Impfgerechtigkeit weltweit: Kirche alarmiert die Politik

von Anna Neumann

30.07.2021

An Rhein und Sieg kann man einfach ins Impfzentrum in Sankt Augustin radeln, sich anmelden und impfen lassen. Corona-Impfstoff in wirtschaftlich armen Ländern dagegen ist Mangelware. Im doppelten Sinn


Die Rede ist von in der Europäischen Union nicht zugelassenem oder einfach nicht vorhandenem Impfstoff. „Viele Länder Afrikas und Asiens tragen die größte Coronalast“, heißt es in einem Brief des Vorstands des Evangelischen Kirchenkreises An Sieg und Rhein an regionale Politikerinnen und Politiker.
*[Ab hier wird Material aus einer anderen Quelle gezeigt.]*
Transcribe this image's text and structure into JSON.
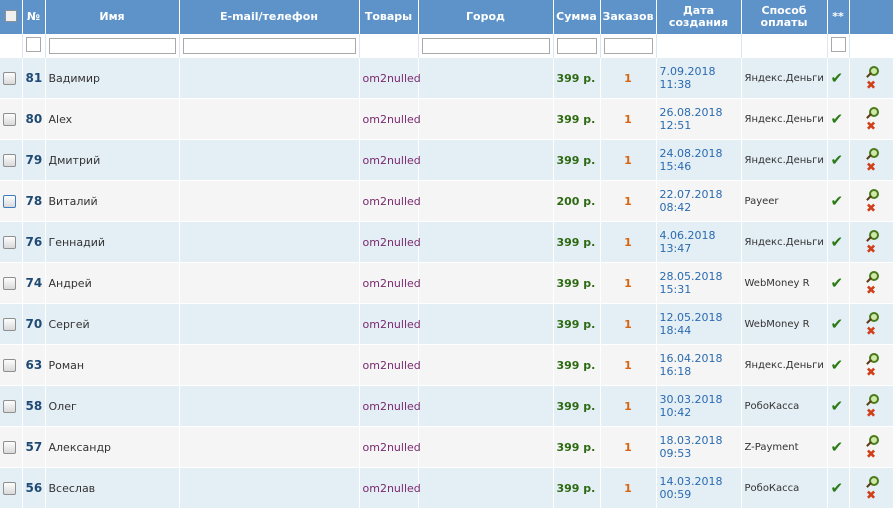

Sie werden inständig gebeten, sich für Impfgerechtigkeit einzusetzen. Mit dem Brief macht der Vorstand die Politik mit dem Beschluss der Kreissynode für Impfgerechtigkeit vertraut.

 

„Verbunden durch viele Partnerschaften liegen uns die Menschen der armen Regionen dieser Welt besonders am Herzen.“ Der Kirchenkreis drängt darauf, Impfstoffe in ärmeren Ländern frei zugänglich zu machen, eine Forderung auch von Organisationen wie „Brot für die Welt“ und „Vereinte Evangelische Mission“ (VEM). Der Brief ging an Bürgermeister*innen, Bundestagesabgeordnete und Landtagsabgeordnete an Rhein und Sieg.

 

Ebenfalls in den vergangenen Tagen hat der stellvertretende VEM-Generalsekretär die Beauftragte der Bundesregierung für Menschenrechtspolitik und Humanitäre Hilfe angeschrieben: „In vielen Ländern wie in Namibia und Südafrika hat sich die Situation angesichts der Pandemie mit neuen Varianten des Virus und mangelnder Verfügbarkeit von Impfstoffen dramatisch verschlechtert.“ Aus den Mitgliedskirchen kämen Notrufe. Deshalb bittet er die Menschenrechtsbeauftragte, sich mit allen Mitteln in der Bundesregierung für eine schnelle und gerechte Verteilung von Impfstoffen einzusetzen. Es dürfe keine „Zwei-Klassen-Impfung“ geben. In der EU nicht zugelassene Impfstoffe nach Afrika zu senden, erinnere an vergangene koloniale Zeiten.